In June 1984, four Hispanic law school graduates filed a $50 million lawsuit in Denver federal court over the way the Colorado bar exam was scored the previous summer. El Gallo, a newspaper started by Chicano civil rights leader Corky Gonzales, published a report from a Rocky Mountain News staff writer that explained the complaint alleged “a complicated numerical formula used in grading the exam caused them to flunk.”
According to the report in El Gallo, of the 40 Hispanic test takers in 1983, 31 failed, and of the 27 Black test takers, 25 failed. The lawsuit named the “Colorado Supreme Court and its judges and the Colorado State Board of Law Examiners and its past and present directors” as defendants. The complaint also alleged the defendants were responsible for informal policies and customs that included harassment and suppression of Hispanic and Black students in violation of their constitutional rights. The plaintiffs claimed the policies reduced the number of Hispanic and Black attorneys practicing in the state.
Two of the plaintiffs, Felix Garcia and Eduardo Lucero, represented themselves in the suit. The trial court wasn’t swayed by Garcia and Lucero and ordered summary judgment against them. By April 1985, an appeal made its way to the 10th Circuit Court of Appeals.
The three-judge panel reviewing the appeal determined no oral arguments were needed in this case.
The opinion explained that “With respect to the Sherman Act violation, the crux of the plaintiffs’ argument is that Colorado’s system of grading the bar examination on a curve bears no relationship to competency but is designed only to limit the number of licensed attorneys, thus impeding competition.” The panel went on to note that “[a] virtually identical claim was recently rejected by the Supreme Court in Hoover v. Ronwin.”
In the 1982 Harlow v. Fitzgerald case, the U.S. Supreme Court held that “executive branch officials are entitled to immunity for actions they could not have known would be a violation of plaintiff’s constitutional rights.” The trial court relied upon Harlow to dismiss the 1984 lawsuit against the defendants and the 10th Circuit didn’t find any error in that analysis. But on appeal, Garcia and Lucero argued that even if Harlow applied, “it would not apply to the prayer for injunctive relief in their complaint.”
The 10th Circuit ruled it didn’t need to reach that issue because no basis was noted “in the record on which the district court could have relied to grant injunctive relief.”
“We note that the record reflects that plaintiffs came dangerously close to putting all their eggs in their antitrust basket,” the 10th Circuit panel wrote. “They conceded to the trial court that if the Supreme Court overturned Ronwin (as it did), they would be ‘mooted out’ on antitrust claims. In any event, they failed to present to the trial court evidence or argument sufficient to give the court a basis to deny summary judgment against them.”
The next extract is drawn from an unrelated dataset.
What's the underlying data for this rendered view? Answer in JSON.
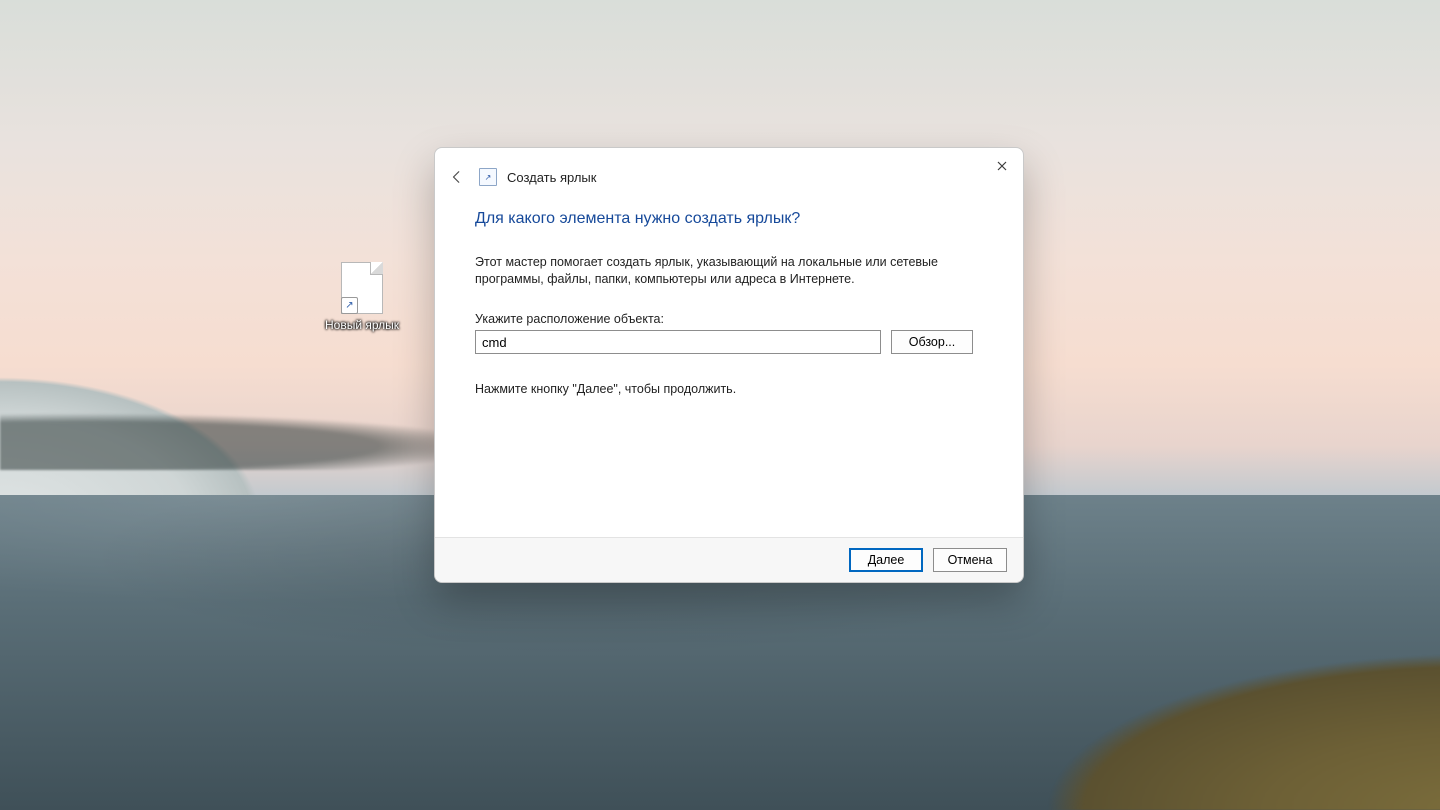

The 10th Circuit went on to say it may “have been possible to develop a theory that a racially focused statement about failing more minority applicants made by a justice of the Colorado Supreme Court coupled with a coincidental change in the passing standard and a high minority fail rate was sufficient evidence of disparate treatment to survive a motion for summary judgment.” But the federal appeals circuit noted that “in pursuit of their more promising antitrust theory, plaintiffs elected to argue and produce evidence that the passing grade had remained constant over a long period of time, antedating the justice’s comments”
“The uncontroverted evidence showed that the grading of the examinations was anonymous and plaintiffs concede the test was not improperly skewed against minorities,” the 10th Circuit panel concluded. “At best, their record shows some disparate impact. But the impact is not significant enough or sufficiently supported by other evidence to show the kind of purposeful discrimination mandated by Washington v. Davis.”
The panel affirmed the dismissal of the case.